Die am Donnerstag von Vertretern der Ukraine, Russland, der EU und den USA unterzeichnete Erklärung der Genfer Konferenz fordert unter anderem ein sofortiges Ende der Gewalt und die Entwaffnung illegaler Gruppen. Trotzdem setzen sowohl die Regierung in Kiew als auch die Separatisten im Osten auf aggressive Worte — und entsprechende Taten.

Mehrfach am Tag ziehen Kampfjets über Slawjansk. An den Zufahrtstraßen gibt es Straßensperren, maskierte Männer in Tarnanzügen kontrollieren den Verkehr.

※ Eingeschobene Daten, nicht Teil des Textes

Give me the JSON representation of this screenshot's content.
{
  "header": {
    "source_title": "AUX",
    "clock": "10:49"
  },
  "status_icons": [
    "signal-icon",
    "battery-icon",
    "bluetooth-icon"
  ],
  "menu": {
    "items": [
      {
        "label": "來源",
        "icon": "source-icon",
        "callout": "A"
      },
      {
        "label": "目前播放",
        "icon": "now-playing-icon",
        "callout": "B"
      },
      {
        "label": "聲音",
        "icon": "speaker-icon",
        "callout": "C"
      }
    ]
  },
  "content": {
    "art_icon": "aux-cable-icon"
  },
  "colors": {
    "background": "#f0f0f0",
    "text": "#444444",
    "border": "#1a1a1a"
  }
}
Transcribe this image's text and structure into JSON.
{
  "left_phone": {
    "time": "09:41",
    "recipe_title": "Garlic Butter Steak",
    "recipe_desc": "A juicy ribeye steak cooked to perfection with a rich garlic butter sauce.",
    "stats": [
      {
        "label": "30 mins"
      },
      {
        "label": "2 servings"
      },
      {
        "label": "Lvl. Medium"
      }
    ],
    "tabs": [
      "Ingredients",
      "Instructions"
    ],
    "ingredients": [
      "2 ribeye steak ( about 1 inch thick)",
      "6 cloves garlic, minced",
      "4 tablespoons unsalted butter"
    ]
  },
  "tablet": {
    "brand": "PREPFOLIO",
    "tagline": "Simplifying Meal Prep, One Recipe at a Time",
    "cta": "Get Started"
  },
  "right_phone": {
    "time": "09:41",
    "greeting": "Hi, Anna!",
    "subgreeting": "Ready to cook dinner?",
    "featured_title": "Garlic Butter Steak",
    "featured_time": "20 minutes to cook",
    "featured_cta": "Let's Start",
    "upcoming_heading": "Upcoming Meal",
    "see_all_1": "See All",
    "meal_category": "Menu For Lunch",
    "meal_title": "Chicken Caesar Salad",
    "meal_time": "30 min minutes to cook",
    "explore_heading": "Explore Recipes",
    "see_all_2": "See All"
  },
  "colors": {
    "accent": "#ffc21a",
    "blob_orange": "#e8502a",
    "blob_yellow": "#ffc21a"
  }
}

Ein Panzer mit bewaffneten pro-russischen Kämpfern fährt durch den Ort, gefolgt von einem Militärlaster mit russischem Kennzeichen. Zwei weitere Panzer stehen vor dem Geheimdienstgebäude, dass die Separatisten besetzt haben.

Sowohl des Außenministerium wie auch die Zentrale des Geheimdienstes SBU in Kiew wollen die Militäraktion gegen die pro-russischen Aktivisten weiterführen. "Die Anti-Terror-Aktion geht weiter, ihre Intensität wird davon abhängen, ob die Vereinbarung praktisch umgesetzt wird, ob besetzte Gebäude geräumt und Waffen abgegeben werden", sagte Außenminister Andrej Deschtschiza. Auch eine Sprecherin des Geheimdienstes bestätigte, die Aktion werde fortgeführt und erst beendet, "wenn die Terroristen unser Territorium verlassen haben." Allerdings werde man "wegen der Osterfeiertage und der Genfer Vereinbarung" auf eine "aktive Phase" verzichten. An diesem Wochenende fällt das Osterfest der orthodoxen Kirche mit dem der Katholiken und Protestanten zusammen.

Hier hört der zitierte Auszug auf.